The cutover usually runs in the evening (e.g. 22:00). Sequence:

StepOwnerDuration
Freeze old system (no more writes)You5 min
Delta export of latest bookingsYou15 min
Final import into CampOneCampOne30–60 min
Sample verificationJoint30 min
Switch online widget to productionCampOne5 min
Release email to your teamYou5 min

Total typically 2–3 hours. For large data volumes or complex configurations we plan a longer maintenance window.

Training happens either on cutover day (morning) or the day after, whichever your team prefers. We run a separate session per role:

RoleContentDuration
ReceptionCalendar, create booking, check-in/-out, TWINT, search90 min
BookkeepingInvoices, payments, dunning, VAT report60 min
ManagerReporting, rate changes, season comparison60 min
OwnerAudit trail, compliance, strategy45 min

On site, by video call, or hybrid — your choice. Recordings are made available afterwards so new staff can catch up later.

The widget goes live with a short transition phase:

  1. The embed code on your site is replaced — old solution out, CampOne widget in.
  2. First test booking by a team member (typically: bookkeeping books a fictitious family).
  3. End-to-end check: confirmation e-mail, guest portal link, TWINT payment, HESTA count.
  4. Release e-mail to your reception team — from now on everything is production.

The old booking system stays available read-only for about 7 days — in case anyone needs to look up an old confirmation.

For the first 14 days you have a direct line to our support:

  • Weekdays 8:00–20:00: response within 30 minutes
  • Weekends and holidays (relevant for camping): response within 2 hours
  • Escalation path for critical issues (payments blocked, HESTA report failing)

The hotline number is handed over at go-live. Save it directly in your reception tablets — faster than searching e-mail.

For the first 7 days we run a daily 15-minute video call to review:

  • new bookings — captured correctly?
  • incoming payments — matched correctly?
  • first HESTA daily values — do the numbers match your expectation?
  • audit-trail anomalies — any unusual activity?

Daily checks are the most effective measure against silent misuse in week one.

After 30, 60, and 90 days we run a structured review (60 minutes):

ReviewFocus
30 daysDay-to-day operation — what works, what’s awkward?
60 daysFirst reports — do the numbers look right?
90 daysStrategic adjustments — rates, add-ons, workflows

After the 90-day review you switch to standard support — tickets instead of hotline, with a clear SLA.

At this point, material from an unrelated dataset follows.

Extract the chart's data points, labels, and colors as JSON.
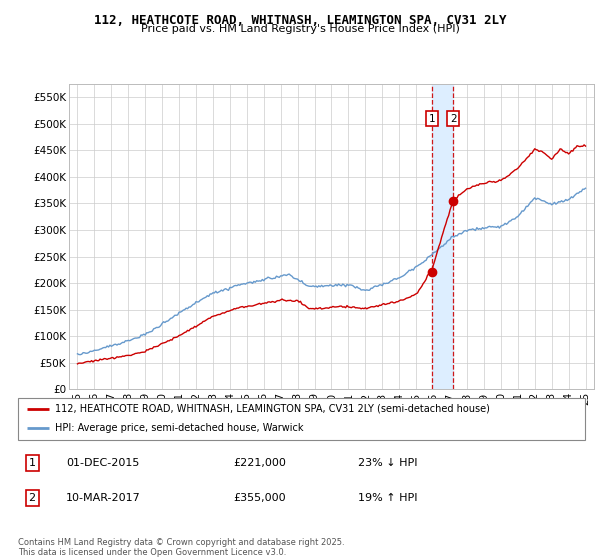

Despite all preparation, surprises happen. Common topics and our response:

IssueReaction
Online widget shows wrong availabilityImmediate emergency disable possible, fix within 1 hour
TWINT payment failsTickets straight to our payment partner, manual capture available in parallel
Wrong rate on confirmationWe correct manually, send a correction e-mail, fix the configuration
HESTA reports an errorCorrection in the next daily report — no penalty for timely fixes

Important: never tinker in the database directly — even if a staff member had database access historically, lock it down. Corrections only via the UI or via support.

  • channel manager activation (if planned) typically in week 3–4
  • dynamic pricing from week 6 (once enough booking volume has accumulated)
  • reporting routines from the first month-end close

These extensions are planned in their own onboarding steps — not all at once.

  • Use end-of-season timing. A go-live in October before summer planning gives 4 months to settle in before the system is at full load.
  • Have a fallback plan. Even if it’s never used, a clearly documented plan for working 24 hours without the digital system reassures the team.